A monitoring-based approach for evaluating dynamic responses of riding vehicle on long-span bridge under strong winds

摘要

Serviceability performances of the long span bridge during strong winds, including the safety and comfort condition of driving road vehicle on the bridge, have attracted more and more attention in recent years. The dynamic behavior of the riding vehicle is essential for serviceability performance assessment. The vehicle-bridge coupling (VBC) simulation, featured as time-consuming, is traditionally applied, however, cannot meet the requirement for timely decision. Therefore, a monitoring-based approach, with the hybrid combination of in-situ structural health monitoring (SHM) data and dynamic simulation of single vehicle model, is presented in this paper to estimate the vehicle dynamic responses in a more efficient way. A numerical case study of a quarter vehicle model riding on a simply supported beam bridge is presented to validate the proposed approach. The first step is to investigate the feasibility of reproducing structural responses with the data from limited sensors using interpolation methods. Subsequently, dynamic responses of the riding vehicle are estimated using the monitoring-based approach. The influences of random traffic and wind loads are also considered. The estimated vehicle responses generally match VBC-based results, which proves reliability of the monitoring-based approach. Furthermore, the SHM data of a long-span bridge are utilized to investigate the potential usage of the proposed method.

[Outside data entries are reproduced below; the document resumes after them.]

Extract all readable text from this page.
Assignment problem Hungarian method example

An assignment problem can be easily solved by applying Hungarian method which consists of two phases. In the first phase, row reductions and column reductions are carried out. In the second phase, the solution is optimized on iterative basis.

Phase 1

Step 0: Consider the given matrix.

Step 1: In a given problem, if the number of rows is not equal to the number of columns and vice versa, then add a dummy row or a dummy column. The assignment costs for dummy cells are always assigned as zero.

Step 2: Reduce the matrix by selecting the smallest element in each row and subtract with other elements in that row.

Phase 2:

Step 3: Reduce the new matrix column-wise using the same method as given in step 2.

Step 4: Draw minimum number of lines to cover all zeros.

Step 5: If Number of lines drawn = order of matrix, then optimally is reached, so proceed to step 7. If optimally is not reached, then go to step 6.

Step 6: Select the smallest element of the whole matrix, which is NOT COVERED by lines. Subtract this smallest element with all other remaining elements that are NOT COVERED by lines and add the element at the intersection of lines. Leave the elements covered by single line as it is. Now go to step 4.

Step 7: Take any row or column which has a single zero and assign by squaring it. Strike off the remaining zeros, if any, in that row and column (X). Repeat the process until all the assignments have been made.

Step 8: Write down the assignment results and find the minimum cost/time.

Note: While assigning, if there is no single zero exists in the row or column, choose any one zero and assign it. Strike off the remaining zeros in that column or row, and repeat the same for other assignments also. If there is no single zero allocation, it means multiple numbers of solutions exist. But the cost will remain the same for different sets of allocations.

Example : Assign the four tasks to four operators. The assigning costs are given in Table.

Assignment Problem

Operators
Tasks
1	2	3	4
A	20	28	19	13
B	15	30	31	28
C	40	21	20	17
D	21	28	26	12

In particular, the dynamic responses of a popular light truck on the bridge and rigid road are respectively estimated and compared with each other. Results show that, among all the factors, i.e., bridge vibration, wind loads, and road roughness, the bridge vibration contributes the majority to the vertical vibration of the vehicle. For the lateral and torsional vibration of the vehicle, wind forces and bridge vibration are dominant factors. To summarize, the monitoring-based approach could help to estimate the dynamic responses of the riding vehicle on the bridge with a good reliability, regardless of the operation condition of the bridge, and provide timely and reliable information for serviceability and safety assessment.